I switched to using a Mac in 2006. I was doing a lot of Rails programming at the time, and there was a general mentality (rightly so) that you could really only do Rails programming well on a Mac or Linux computer, so I made the switch. I’ve generally liked my Mac, but my computer usage could be best described as computing like it’s the 70’s or living in a terminal with some web browser usage mixed in.

Fast forward 10 years, to 2016. My friend Andrew Chalkley bought a Surface Pro 4 earlier in the year, and all of his talk about it was really interesting to me. I had a use case that really fit it well, too - I wanted a decent sized tablet to play movies on in the car during trips - something with ample storage and a great display. And the new Linux Subsystem beta seemed to be right up my alley, since it would allow me to run the development tools I usually use.

Back in September we had Tax Free Weekend here in South Carolina, so I decided to go to Best Buy and take the plunge. I bought the lowest spec version of the Surface Pro, not wanting to spend too much, and the Type Cover - a hybrid screen protector and a keyboard.

After I bought the Surface I had a bit of a now what period.

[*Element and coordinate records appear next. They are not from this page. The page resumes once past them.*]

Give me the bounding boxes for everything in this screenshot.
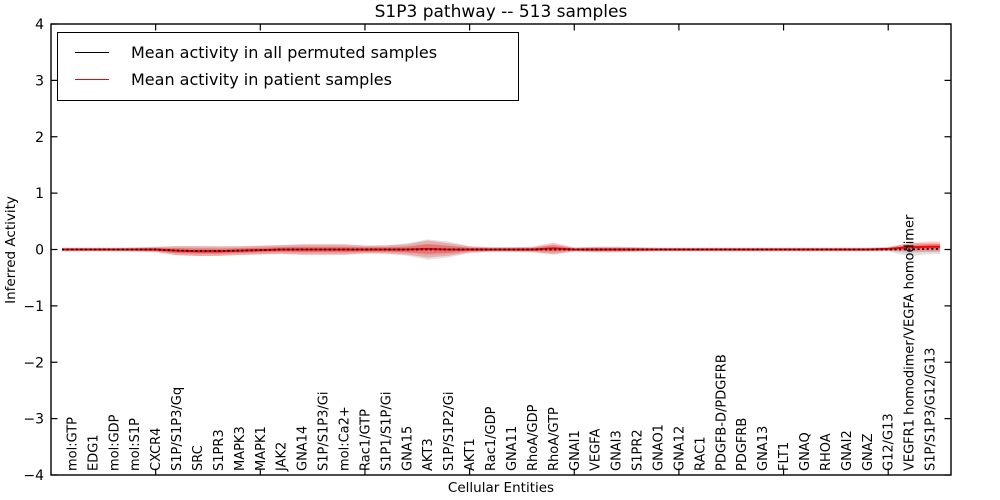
x-tick-label: S1P1/S1P/Gi (379, 392, 394, 471)
x-tick-label: MAPK3 (233, 426, 248, 471)
y-tick-label: 2 (35, 130, 44, 146)
y-tick-label: 4 (35, 17, 44, 33)
y-tick-label: −3 (23, 412, 44, 428)
x-tick-label: RhoA/GTP (547, 407, 562, 471)
x-tick-label: VEGFR1 homodimer/VEGFA homodimer (903, 214, 918, 471)
y-tick-label: 3 (35, 73, 44, 89)
y-tick-label: 0 (35, 243, 44, 259)
y-tick-label: −4 (23, 468, 44, 484)
axes-frame (50, 23, 952, 476)
x-tick-label: VEGFA (589, 429, 604, 471)
x-axis-label: Cellular Entities (447, 480, 555, 496)
x-tick-label: RAC1 (693, 436, 708, 471)
x-tick-label: MAPK1 (254, 426, 269, 471)
legend-label-permuted: Mean activity in all permuted samples (131, 43, 438, 62)
legend-line-sample-permuted (75, 52, 109, 53)
x-tick-label: PDGFRB (735, 418, 750, 471)
x-tick-label: JAK2 (275, 442, 290, 472)
x-tick-label: FLT1 (777, 442, 792, 471)
x-tick-label: GNA11 (505, 426, 520, 471)
x-tick-label: mol:Ca2+ (338, 406, 353, 471)
x-tick-label: SRC (191, 445, 206, 471)
x-tick-label: GNA12 (672, 426, 687, 471)
x-tick-label: GNAO1 (651, 424, 666, 471)
x-tick-label: GNA14 (296, 426, 311, 471)
x-tick-label: GNA13 (756, 426, 771, 471)
legend-label-patient: Mean activity in patient samples (131, 70, 392, 89)
x-tick-label: RHOA (819, 433, 834, 471)
x-tick-label: Rac1/GDP (484, 406, 499, 471)
x-tick-label: S1P/S1P3/Gi (317, 392, 332, 471)
x-tick-label: S1PR3 (212, 429, 227, 471)
legend-item-permuted: Mean activity in all permuted samples (58, 39, 518, 66)
chart-title: S1P3 pathway -- 513 samples (374, 2, 628, 22)
x-tick-label: mol:GDP (107, 414, 122, 471)
y-axis-label: Inferred Activity (3, 196, 19, 304)
x-tick-label: GNAZ (861, 433, 876, 471)
x-tick-label: EDG1 (86, 434, 101, 471)
x-tick-label: GNA15 (400, 426, 415, 471)
mean-line-permuted (62, 248, 940, 252)
x-tick-label: PDGFB-D/PDGFRB (714, 354, 729, 471)
x-tick-label: S1P/S1P3/Gq (170, 387, 185, 471)
x-tick-label: AKT1 (463, 438, 478, 471)
y-tick-label: 1 (35, 186, 44, 202)
x-tick-label: GNAI1 (568, 430, 583, 471)
x-tick-label: GNAI2 (840, 430, 855, 471)
x-tick-label: mol:S1P (128, 418, 143, 471)
x-tick-label: AKT3 (421, 438, 436, 471)
x-tick-label: RhoA/GDP (526, 404, 541, 471)
x-tick-label: GNAI3 (610, 430, 625, 471)
legend-item-patient: Mean activity in patient samples (58, 66, 518, 93)
x-tick-label: GNAQ (798, 432, 813, 471)
x-tick-label: Rac1/GTP (358, 409, 373, 471)
x-tick-label: S1P/S1P3/G12/G13 (924, 348, 939, 471)
x-tick-label: S1P/S1P2/Gi (442, 392, 457, 471)
x-tick-label: G12/G13 (882, 413, 897, 471)
x-tick-label: CXCR4 (149, 428, 164, 471)
legend-line-sample-patient (75, 79, 109, 80)
x-tick-label: mol:GTP (65, 417, 80, 471)
legend: Mean activity in all permuted samples Me… (57, 32, 519, 101)
y-tick-label: −2 (23, 355, 44, 371)
y-tick-label: −1 (23, 299, 44, 315)
x-tick-label: S1PR2 (631, 429, 646, 471)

I switched to Chrome from Safari so I could keep my browser in sync between my Mac and my Surface, and I mostly used the Surface around the house for random web browsing. It was not, though, a good computer for doing work on. It was a mistake to buy the lowest spec version of the Surface, and that meant I couldn’t run Hyper-V to use Docker on it, and in turn couldn’t do work on it.

About a month after I bought the Surface I decided, as an experiment, to try programming for work for a day on it. Well, not technically on it, but on a Linux server I would set up and SSH into. I went with Arch Linux (because I had been trying everything else new so might as well add one more thing to the mix) and set it up at Linode after a little comparison shopping. I did most of the setup on a Sunday and that next day plugged the Surface into my monitor, SSHed into the new dev server, and got to work.

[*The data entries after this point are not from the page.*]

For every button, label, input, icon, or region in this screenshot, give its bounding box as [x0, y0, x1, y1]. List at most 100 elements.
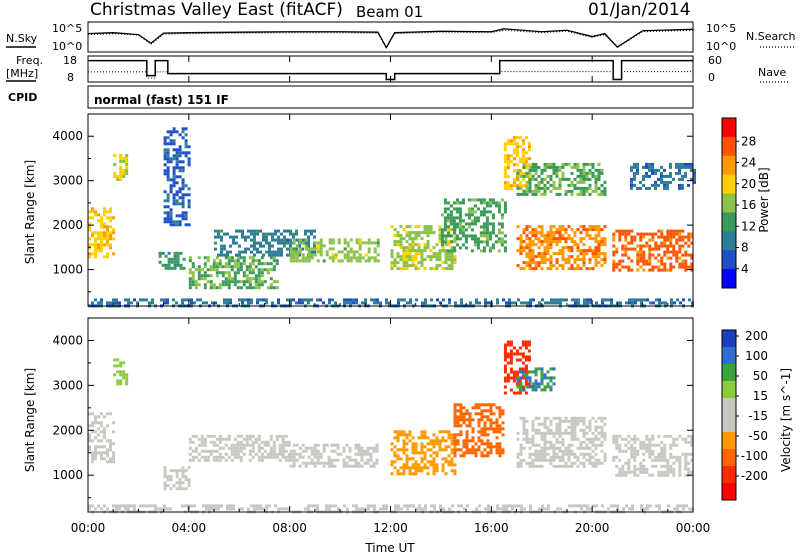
velocity-cell [456, 421, 460, 425]
power-cell [447, 267, 451, 271]
velocity-cell [188, 452, 192, 456]
power-cell [373, 250, 377, 254]
power-cell [573, 186, 577, 190]
velocity-cell [546, 440, 550, 444]
velocity-cell [370, 504, 373, 508]
power-cell [289, 247, 293, 251]
velocity-cell [528, 446, 532, 450]
power-cell [127, 298, 130, 302]
power-cell [594, 264, 598, 268]
power-cell [582, 228, 586, 232]
velocity-cell [447, 460, 451, 464]
velocity-cell [684, 452, 688, 456]
velocity-cell [678, 473, 682, 477]
velocity-cell [540, 422, 544, 426]
power-cell [172, 199, 176, 203]
velocity-cell [316, 458, 320, 462]
velocity-colorbar-title: Velocity [m s^-1] [779, 368, 793, 472]
power-cell [534, 186, 538, 190]
power-cell [574, 298, 577, 302]
power-cell [512, 136, 516, 140]
velocity-cell [277, 507, 280, 511]
power-cell [600, 264, 604, 268]
power-cell [567, 267, 571, 271]
velocity-cell [657, 455, 661, 459]
velocity-cell [444, 439, 448, 443]
power-cell [200, 277, 204, 281]
power-cell [660, 259, 664, 263]
power-cell [576, 228, 580, 232]
velocity-cell [236, 452, 240, 456]
power-cell [579, 186, 583, 190]
velocity-cell [411, 436, 415, 440]
power-cell [109, 210, 112, 214]
power-cell [184, 151, 188, 155]
power-cell [558, 249, 562, 253]
power-cell [173, 251, 177, 255]
power-cell [358, 241, 362, 245]
cpid-label: CPID [8, 91, 37, 104]
velocity-cell [94, 436, 97, 440]
power-cell [304, 247, 308, 251]
power-cell [283, 238, 286, 242]
power-cell [292, 253, 296, 257]
power-cell [687, 232, 691, 236]
power-cell [275, 280, 279, 284]
power-cell [408, 246, 412, 250]
power-cell [516, 171, 520, 175]
velocity-cell [316, 443, 320, 447]
power-cell [567, 255, 571, 259]
velocity-cell [218, 458, 222, 462]
power-cell [684, 265, 688, 269]
power-cell [169, 214, 173, 218]
velocity-cell [540, 458, 544, 462]
power-cell [441, 267, 445, 271]
velocity-cell [534, 428, 538, 432]
velocity-cell [515, 352, 519, 356]
power-cell [540, 261, 544, 265]
power-cell [164, 266, 168, 270]
power-colorbar-segment [722, 136, 736, 157]
velocity-cell [281, 446, 285, 450]
power-cell [176, 260, 180, 264]
frequency-panel: Freq. [MHz] 18 8 60 0 Nave [6, 54, 790, 84]
velocity-cell [408, 472, 412, 476]
power-cell [443, 219, 447, 223]
velocity-cell [503, 370, 507, 374]
power-cell [388, 301, 391, 305]
velocity-cell [521, 352, 525, 356]
velocity-cell [591, 416, 595, 420]
velocity-cell [184, 469, 188, 473]
velocity-cell [417, 469, 421, 473]
power-cell [540, 252, 544, 256]
velocity-cell [145, 504, 148, 508]
power-cell [280, 247, 283, 251]
power-cell [170, 260, 174, 264]
power-cell [334, 256, 338, 260]
power-cell [678, 177, 681, 181]
power-cell [200, 268, 204, 272]
velocity-cell [251, 446, 255, 450]
velocity-cell [200, 440, 204, 444]
power-ytick-label: 3000 [52, 174, 83, 188]
power-cell [470, 249, 474, 253]
power-cell [266, 262, 270, 266]
power-cell [639, 238, 643, 242]
velocity-cell [133, 507, 136, 511]
velocity-cell [178, 484, 182, 488]
power-cell [414, 258, 418, 262]
velocity-cell [519, 376, 523, 380]
velocity-cell [570, 425, 574, 429]
velocity-cell [684, 440, 688, 444]
velocity-cell [456, 433, 460, 437]
velocity-cell [284, 443, 288, 447]
velocity-cell [462, 418, 466, 422]
power-cell [259, 229, 262, 233]
velocity-colorbar-segment [722, 415, 736, 433]
power-cell [594, 234, 598, 238]
power-cell [678, 235, 682, 239]
velocity-cell [524, 382, 528, 386]
power-cell [268, 244, 271, 248]
power-cell [176, 254, 180, 258]
power-cell [215, 271, 219, 275]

It’s been about a month since that day, and I’ve used Windows every day since. Is it amazing? Not really. Is it better than the Mac? I’d say it’s a toss up. It’s hard to beat the polish of macOS. But there are some amazing freedoms that come with running Windows, especially around hardware. While programming on the Surface Pro I really loved that I could take the keyboard off and act like it was a tiny monitor, for example. And the idea that it’s not weird that I use a normal mouse and a mechanical keyboard with it. Nobody on Windows uses the same mouse, so it’s built to handle that. Most of all I think I like the idea that while most of my day to day software has stayed the same, either in a terminal on my Linux development server or in a web browser, I’m experimenting a bit. That’s something I hadn’t done much at all since switching to my Mac back in 2006.

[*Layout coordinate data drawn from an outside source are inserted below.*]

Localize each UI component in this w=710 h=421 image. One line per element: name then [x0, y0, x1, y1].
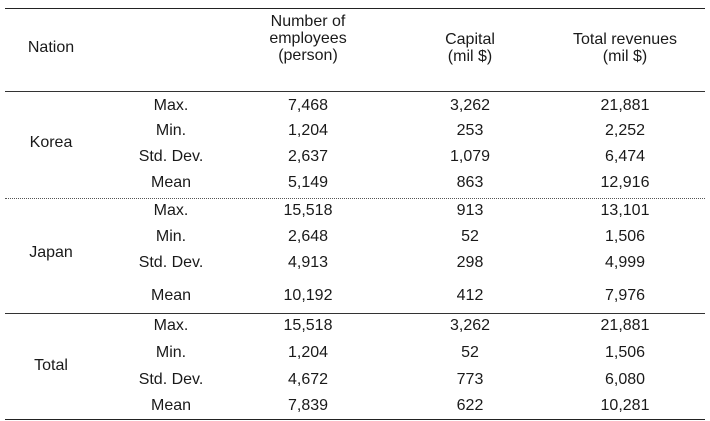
nation-japan: Japan [29, 244, 73, 261]
employees-cell: 1,204 [287, 344, 329, 361]
capital-cell: 1,079 [449, 148, 491, 165]
revenues-cell: 1,506 [604, 344, 646, 361]
stat-label: Mean [150, 287, 192, 304]
employees-cell: 4,672 [287, 371, 329, 388]
stat-label: Max. [153, 202, 189, 219]
stat-label: Min. [155, 122, 187, 139]
capital-cell: 52 [461, 344, 479, 361]
capital-cell: 3,262 [449, 97, 491, 114]
revenues-cell: 1,506 [604, 228, 646, 245]
revenues-cell: 10,281 [600, 397, 650, 414]
header-nation: Nation [27, 39, 75, 56]
employees-cell: 7,839 [287, 397, 329, 414]
header-employees: Number of employees (person) [269, 13, 347, 64]
capital-cell: 863 [456, 174, 484, 191]
employees-cell: 4,913 [287, 254, 329, 271]
stat-label: Mean [150, 397, 192, 414]
revenues-cell: 4,999 [604, 254, 646, 271]
capital-cell: 773 [456, 371, 484, 388]
capital-cell: 913 [456, 202, 484, 219]
revenues-cell: 7,976 [604, 287, 646, 304]
capital-cell: 412 [456, 287, 484, 304]
employees-cell: 7,468 [287, 97, 329, 114]
stat-label: Max. [153, 317, 189, 334]
capital-cell: 52 [461, 228, 479, 245]
employees-cell: 15,518 [283, 317, 333, 334]
group-separator [5, 198, 705, 199]
revenues-cell: 6,474 [604, 148, 646, 165]
capital-cell: 3,262 [449, 317, 491, 334]
nation-korea: Korea [29, 134, 73, 151]
header-revenues: Total revenues (mil $) [572, 31, 678, 65]
stat-label: Min. [155, 228, 187, 245]
header-capital: Capital (mil $) [445, 31, 495, 65]
stat-label: Mean [150, 174, 192, 191]
capital-cell: 298 [456, 254, 484, 271]
stat-label: Std. Dev. [138, 148, 204, 165]
employees-cell: 2,648 [287, 228, 329, 245]
revenues-cell: 21,881 [600, 317, 650, 334]
capital-cell: 253 [456, 122, 484, 139]
employees-cell: 1,204 [287, 122, 329, 139]
revenues-cell: 6,080 [604, 371, 646, 388]
table-bottom-rule [5, 419, 705, 420]
employees-cell: 5,149 [287, 174, 329, 191]
table-top-rule [5, 8, 705, 9]
header-rule [5, 91, 705, 92]
revenues-cell: 13,101 [600, 202, 650, 219]
revenues-cell: 2,252 [604, 122, 646, 139]
nation-total: Total [34, 357, 68, 374]
stat-label: Max. [153, 97, 189, 114]
group-separator [5, 313, 705, 314]
employees-cell: 15,518 [283, 202, 333, 219]
capital-cell: 622 [456, 397, 484, 414]
stat-label: Std. Dev. [138, 371, 204, 388]
revenues-cell: 12,916 [600, 174, 650, 191]
employees-cell: 10,192 [283, 287, 333, 304]
revenues-cell: 21,881 [600, 97, 650, 114]
employees-cell: 2,637 [287, 148, 329, 165]
stat-label: Std. Dev. [138, 254, 204, 271]
stat-label: Min. [155, 344, 187, 361]
statistics-table: Nation Number of employees (person) Capi… [5, 0, 705, 421]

Two weeks after using the Surface each day for work I decided to plunge a little deeper into this new/old Windows world and build a PC. My brother and I had batted around ideas for a build for a while1, so I went for it. It cost right at $1,000 to build and outperforms my old MacBook Pro. It’s also possible to upgrade it! While it’s powerful enough to run Hyper-V, I’ve still been using my little Linux development server because it’s so easy to SSH to and so accessible from anywhere with an internet connection. It’s been a ton of fun to play games on!2

There’s very little point to this post - except a status update - and maybe some idea that it’s fun to try new things and explore new ways of working. I don’t really feel strongly that Windows is better than macOS or that there’s any reason why you should make the jump. But it has been fun for me, and I’m glad I did.

  1. You can see the build I went with on PC Partpicker. My brother ended up building almost the same thing. We’ve both liked it a lot. 

  2. I’m commondream on Battle.net if you’d like to play some Overwatch.